Stacy Conklin, a registered nurse and Director of Information Services at North Shore University Hospital in Manhasset, New York, found herself asking a natural question: “Do I want to stay on the clinical side and eventually become a chief nurse?”

The top of the standard nursing career track felt limiting to her. And the thought of advancing on the technology side to what could become a Chief Information Officer position felt confining, as well. Her heart was in patient care — and what she loved about her technology work was not the technology, but the chance to make positive changes in the way patient care was delivered.

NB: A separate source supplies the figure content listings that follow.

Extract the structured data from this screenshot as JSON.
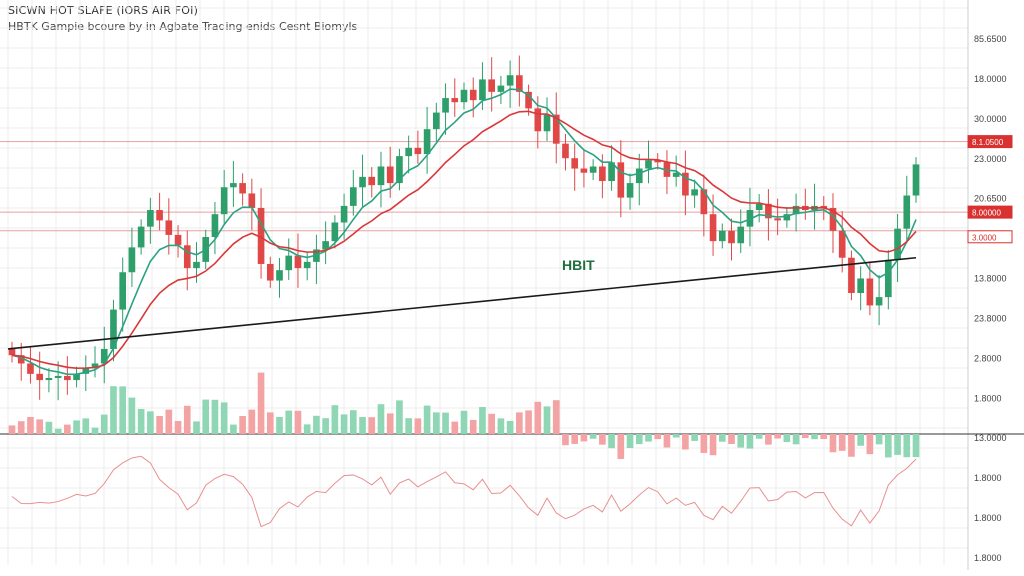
{
  "chart_data": {
    "type": "candlestick",
    "title": "SICWN HOT SLAFE (IORS AIR FOI)",
    "subtitle": "HBTK Gampie bcoure by in Agbate Trading enids Cesnt Biomyls",
    "annotation": "HBIT",
    "y_axis_labels": [
      "85.6500",
      "18.0000",
      "30.0000",
      "23.0000",
      "20.6500",
      "13.8000",
      "13.8000",
      "23.8000",
      "2.8000",
      "1.8000",
      "13.0000",
      "1.8000",
      "1.8000",
      "1.8000"
    ],
    "price_badges": [
      "8.1.0500",
      "8.00000",
      "3.0000"
    ],
    "colors": {
      "up": "#2e9e6a",
      "down": "#e04848",
      "ma_fast": "#2aa383",
      "ma_slow": "#d9383a",
      "trend": "#1a1a1a",
      "volume_up": "#8ed6b4",
      "volume_down": "#f3a3a3",
      "badge": "#d93030"
    },
    "y_range": [
      8,
      27
    ],
    "horizontal_levels": [
      22.1,
      18.7,
      17.8
    ],
    "trendline": {
      "x": [
        0,
        106
      ],
      "y": [
        12.1,
        16.5
      ]
    },
    "candles": {
      "close": [
        11.8,
        11.4,
        10.9,
        10.6,
        10.7,
        10.8,
        10.6,
        10.9,
        11.2,
        11.4,
        12.1,
        14.0,
        15.8,
        17.0,
        18.0,
        18.8,
        18.3,
        17.6,
        17.1,
        16.0,
        16.3,
        17.5,
        18.6,
        19.9,
        20.1,
        19.6,
        18.9,
        16.2,
        15.4,
        15.9,
        16.6,
        16.0,
        16.3,
        16.9,
        17.3,
        18.2,
        19.0,
        19.9,
        20.4,
        20.0,
        20.9,
        20.1,
        21.4,
        21.8,
        21.5,
        22.7,
        23.5,
        24.2,
        24.0,
        24.6,
        24.1,
        25.1,
        24.5,
        24.8,
        25.3,
        24.5,
        23.7,
        22.6,
        23.4,
        22.0,
        21.3,
        20.8,
        20.6,
        20.9,
        20.2,
        21.1,
        19.4,
        20.1,
        20.8,
        21.2,
        21.1,
        20.4,
        20.6,
        19.5,
        19.8,
        18.6,
        17.3,
        17.8,
        17.2,
        18.0,
        18.8,
        19.1,
        18.4,
        18.3,
        18.6,
        19.0,
        18.8,
        19.0,
        18.9,
        17.8,
        16.5,
        14.8,
        15.5,
        14.2,
        14.6,
        16.4,
        17.9,
        19.5,
        21.0
      ]
    }
  }
}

In the Master’s program at Dartmouth, Conklin was exposed to a wide range of thinking and experiences that intersected patient care and information technology: the importance of innovation; the skills of leadership and project management; the need for articulate communication.  “The opportunity to attend the program,” she says, “opened my eyes to the possibility of going much further than I thought I could.” She acknowledges the need for understanding finance, but appreciates how the Dartmouth program has given her an awareness of a much bigger picture. “A lot of people in leadership positions are interested in MBAs,” she says. “But I think this is so much better than an MBA.”

Having completed the program, Conklin continues to report directly to the hospital’s CIO. Since coming back, though, she’s been given more latitude and autonomy to suggest changes and figure out ways to get them funded and implemented. She’s drawing on every part of her MHCDS experience — and is excited about becoming one of the key people driving change in the system. “What I’d really love is to take my IT team and make it an innovation team,” she says, clearly thinking about a bigger picture.